“What was your wife like?” I asked the jovial old man telling me his story. He hadn’t mentioned his home life.

“Well, she was born in April. Hitler was born in April too, wasn’t he?” and with that, I got the picture that she was a very frustrated woman. I refuse to believe that people are created evil, not even Hitler. People can create hell on Earth for themselves and others, that’s inarguable. However, this is not the intention for our lives.

I believe we come to this Earth sinners and somehow, through trials and tribulations, we are to heal and that to me means we don’t return in the flesh form to the physical world.

So had this man’s wife healed of her tyranny? Did Hitler find healing in his final moments?

I will never know these mysteries as it was strictly between these people and their creator. I can only speak of my own life experience thus far as a middle-aged upper-middle-class housewife living in one of the leafy suburbs of the north shore. During the month of April, right before Easter, darkness descended upon me. Fury, frustration, feeling out of control, wanting to bring order to things, criticism and judgment of myself and projections onto others were felt strongly and they put me into the dark, cold, sterile place that is the prison of one’s own mind.

Like Hitler’s, my mother’s birthday is also in April. I thought it would be a generous gesture to create the time and space to really be with her and get to know her as a person.

I asked her questions about her childhood and she shared her memories with me. Those were the most magical moments I ever shared with her. Then I started writing the book.

“Mum, the book is going to be great! I’m so inspired and honoured to be doing this project.” I told her in earnest. For the first time in my life, I felt a closeness to this woman who’d given birth to me. I could see deep into her soul. She’d let me in for once.

“Such a waste of time. Don’t you have anything better to do with your life? What are you cooking for your husband and children?” and all that was left for me to do was pick up the shattered pieces of my heart off the floor. That was the day darkness came and I found myself yelling orders around my house. I wanted control over my life. Why weren’t my bloody kids listening to me and obeying my commands? I stopped writing and out went fun and the colours. Chores and discipline were important. All else was a waste of time.

As It Is In Heaven

I believe we all come to this Earth knowing what we are here to do. One of my recent flashbacks showed me that I was a child busily daydreaming of the titles of all the books I’d write as an adult. I’d forgotten all about my childhood dreams up until a few years ago. I only started writing after David Bowie left Earth in what seemed an abrupt way to me. His carefully planned departure woke me up to the fact that we are here for only a short time.
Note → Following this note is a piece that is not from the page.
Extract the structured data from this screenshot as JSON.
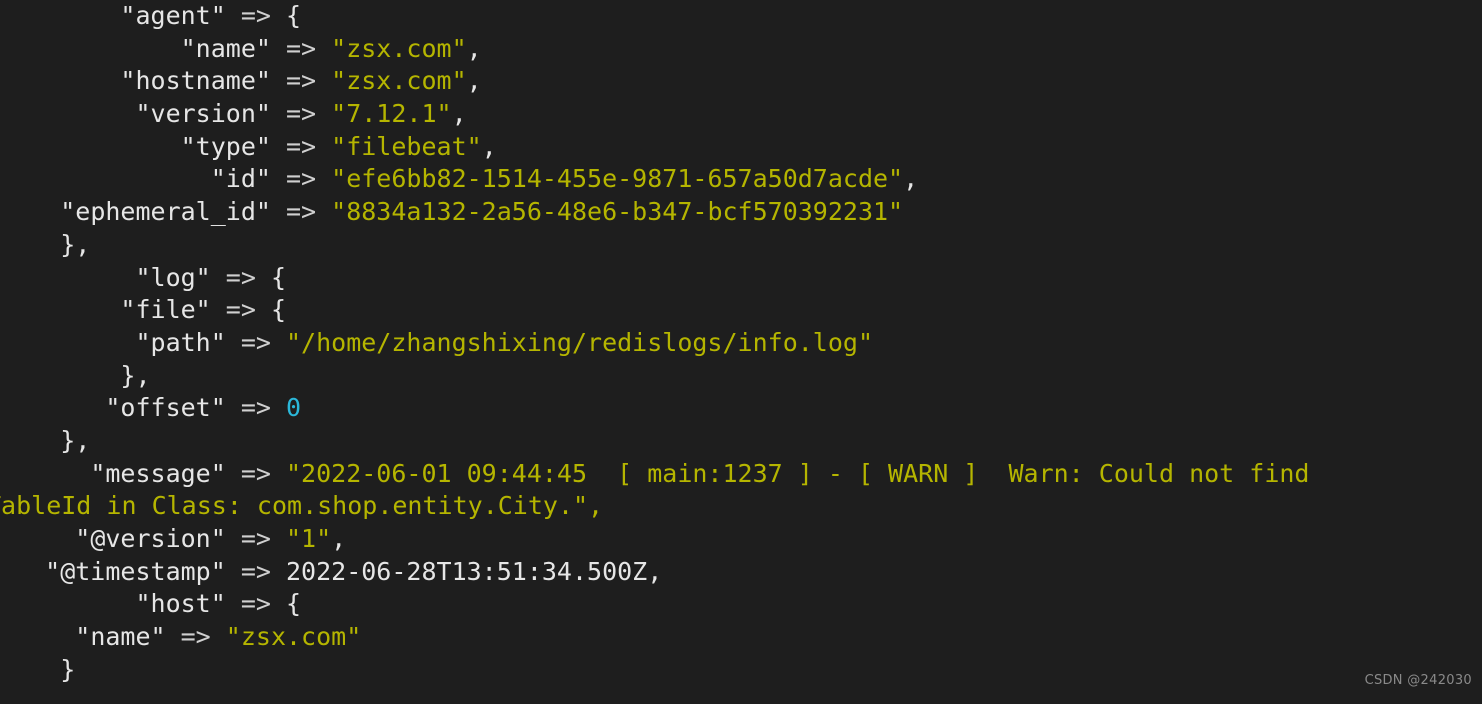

I think this dark, irritated and irritating self full of fury is something we all have within us as humans. I’d forgotten its presence and the monster laying dormant came to me at a time of self-doubt as I began to get close to my mother and to finishing up the manuscript of my first book. Though my parents were and are emotionally negligent, believing only in the power of material things, I did not suffer physical or other types of abuse. The dark abyss formed within me might never be capable of mass destruction. However, at times I do wonder what I might be destroying when dictating to my people that “it’s my way or the highway”. That state of mind is a one-way autobahn to hell.

What about the people we label as “pure evil”? Are we all responsible for creating them by turning a blind eye to our own darkness? Can we be more conscious these days knowing that there’s this dark fury circling in even the harmless appearing housewife?

One thing that struck me was that Hitler started his career as an artist.

The old man I’d been interviewing was a World War II buff and had many books on the subject, including historical fiction about Hitler. I asked him about Hitler the artist.

“I can’t imagine he was any good.”

Who decides what is good art and what isn’t? On Google, I looked up Hitler’s paintings and found he’d done many landscapes. They had an oddly two-dimensional quality about them yet does that make them “bad”?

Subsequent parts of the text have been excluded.